Khan S, Lee W-K, Khalid A, Majeed A, Hwang SO. “Area-optimized Constant-time Hardware Implementation for Polynomial Multiplication”, in: IEEE Embedded Systems Letters, 2022, doi: 10.1109/LES.2022.3185265

This work presents a lightweight, FPGA-based hardware implementation for polynomial multiplication, which is the major bottleneck in the NTRU public-key cryptographic scheme. NTRU is a quantum-resilient, lattice-based key exchange cryptosystem and is currently a finalist in the ongoing National Institute of Standards and Technology post-quantum cryptography standardization.
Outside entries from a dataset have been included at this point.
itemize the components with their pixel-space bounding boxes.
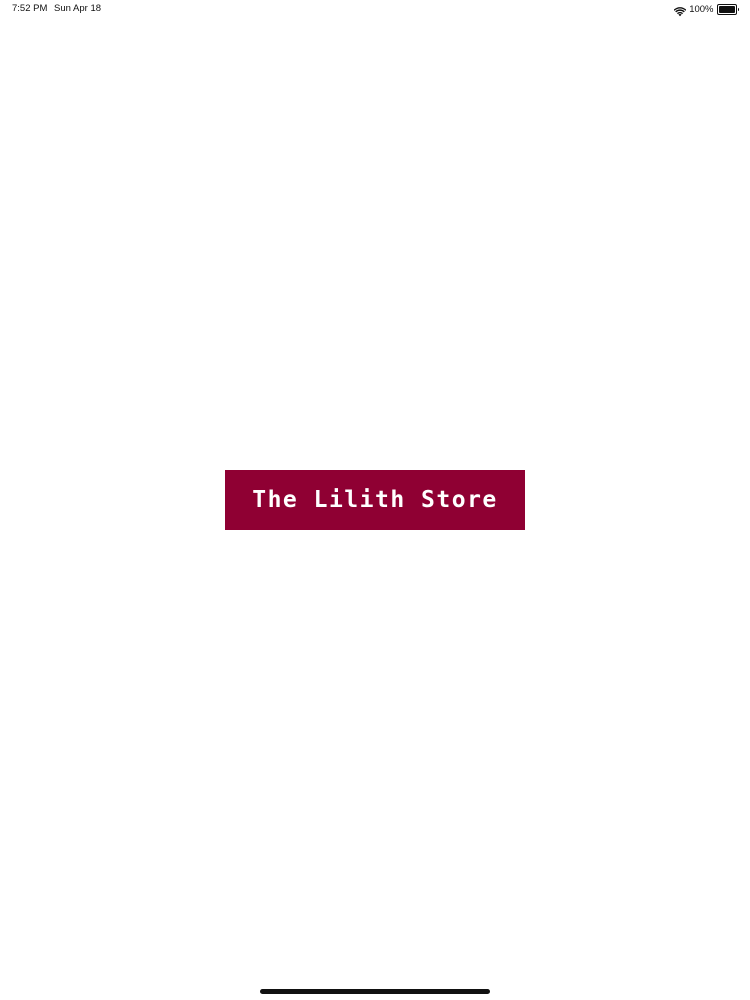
logo-text: The Lilith Store — [252, 487, 498, 513]
status-indicators: 100% — [673, 2, 739, 17]
store-logo: The Lilith Store — [225, 470, 525, 530]
battery-fill — [718, 5, 735, 13]
status-date: Sun Apr 18 — [54, 3, 102, 14]
battery-icon — [716, 3, 739, 15]
battery-body — [716, 3, 737, 15]
home-indicator[interactable] — [260, 989, 490, 994]
battery-cap — [737, 7, 739, 11]
battery-percentage: 100% — [689, 3, 714, 15]
wifi-icon — [673, 4, 687, 17]
splash-screen: 7:52 PM Sun Apr 18 100% The Lilith Store — [0, 0, 750, 1000]
status-bar: 7:52 PM Sun Apr 18 100% — [0, 0, 750, 18]
status-time: 7:52 PM — [12, 3, 48, 14]
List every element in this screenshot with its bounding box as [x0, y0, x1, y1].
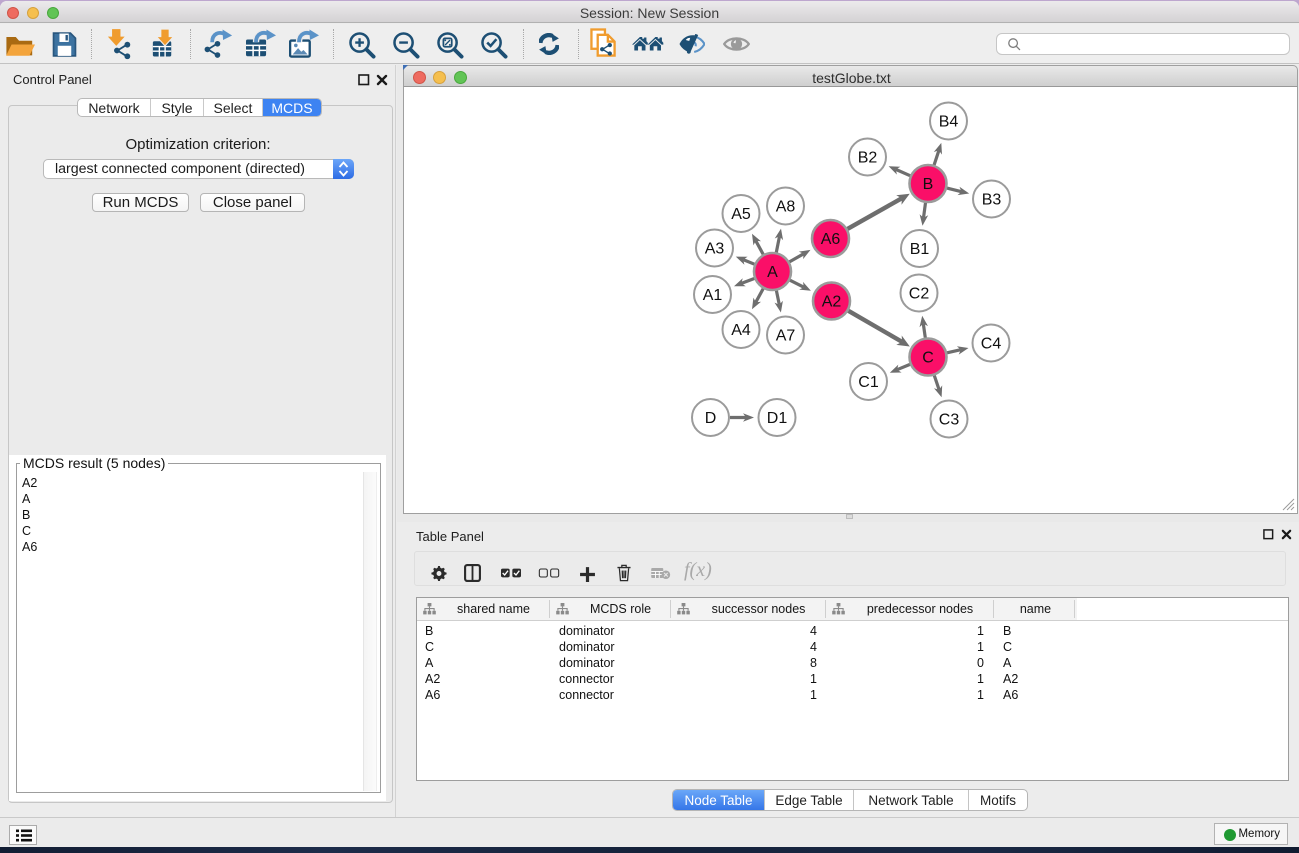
svg-text:C3: C3	[939, 412, 960, 429]
svg-text:A4: A4	[731, 322, 751, 339]
svg-text:C: C	[922, 350, 934, 367]
svg-text:B3: B3	[982, 192, 1002, 209]
svg-text:A5: A5	[731, 206, 751, 223]
svg-text:A8: A8	[776, 199, 796, 216]
svg-text:C2: C2	[909, 286, 930, 303]
svg-text:A: A	[767, 264, 778, 281]
svg-text:A6: A6	[821, 231, 841, 248]
svg-text:A2: A2	[822, 294, 842, 311]
svg-text:C1: C1	[858, 374, 879, 391]
svg-text:A1: A1	[703, 287, 723, 304]
svg-text:D: D	[705, 410, 717, 427]
svg-text:B2: B2	[858, 150, 878, 167]
svg-text:A7: A7	[776, 328, 796, 345]
svg-text:A3: A3	[705, 241, 725, 258]
svg-text:D1: D1	[767, 410, 788, 427]
svg-text:B: B	[923, 176, 934, 193]
svg-text:B4: B4	[939, 114, 959, 131]
svg-text:B1: B1	[910, 241, 930, 258]
svg-text:C4: C4	[981, 336, 1002, 353]
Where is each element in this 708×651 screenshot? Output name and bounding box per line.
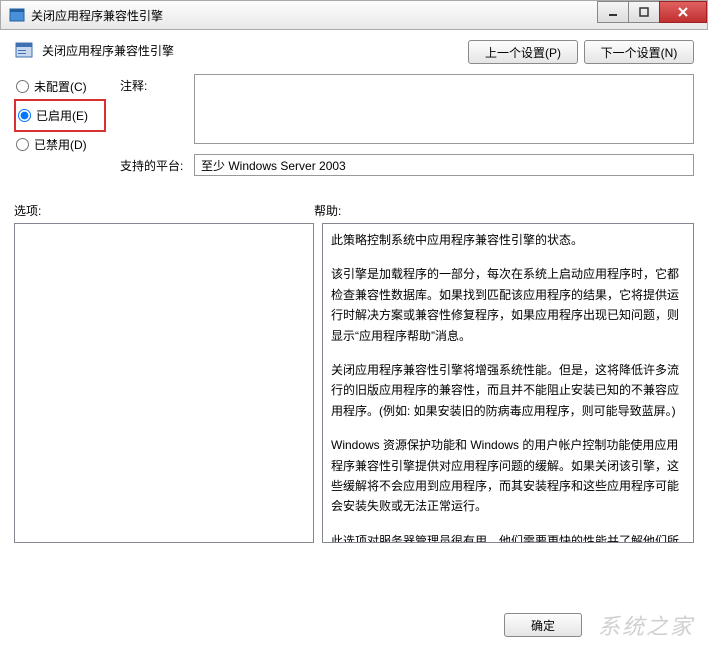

It is challenging to fit these quantum-resilient schemes into IoT sensor nodes due to the strict resource constraints (smaller area, less memory, lower energy budgets) and the limited computational capabilities in embedded devices. We undertake this compact implementation for polynomial multiplication with two motivations: a) constant-time implementation ensuring inherent security against timing side-channel attacks, and b) optimized hardware consumption to make it suitable for IoT applications. A single-step multiplexer-based iterative architecture is proposed to achieve both goals simultaneously. Compared to the architectures presented in the literature, our proposed work eliminates the utilization of a modular arithmetic unit and replaces it with the correct selection of input followed by an accumulator, which can help to save substantial device resources. Experimental results with an FPGA show that our proposed architecture achieves an area reduction of up to 2.86× and the throughput increase up to 1.23× compared to the state-of-the-art implementation strategies, providing comparable latency along with an inherent-timing attack resilience that is absent in several NTRU hardware implementation schemes.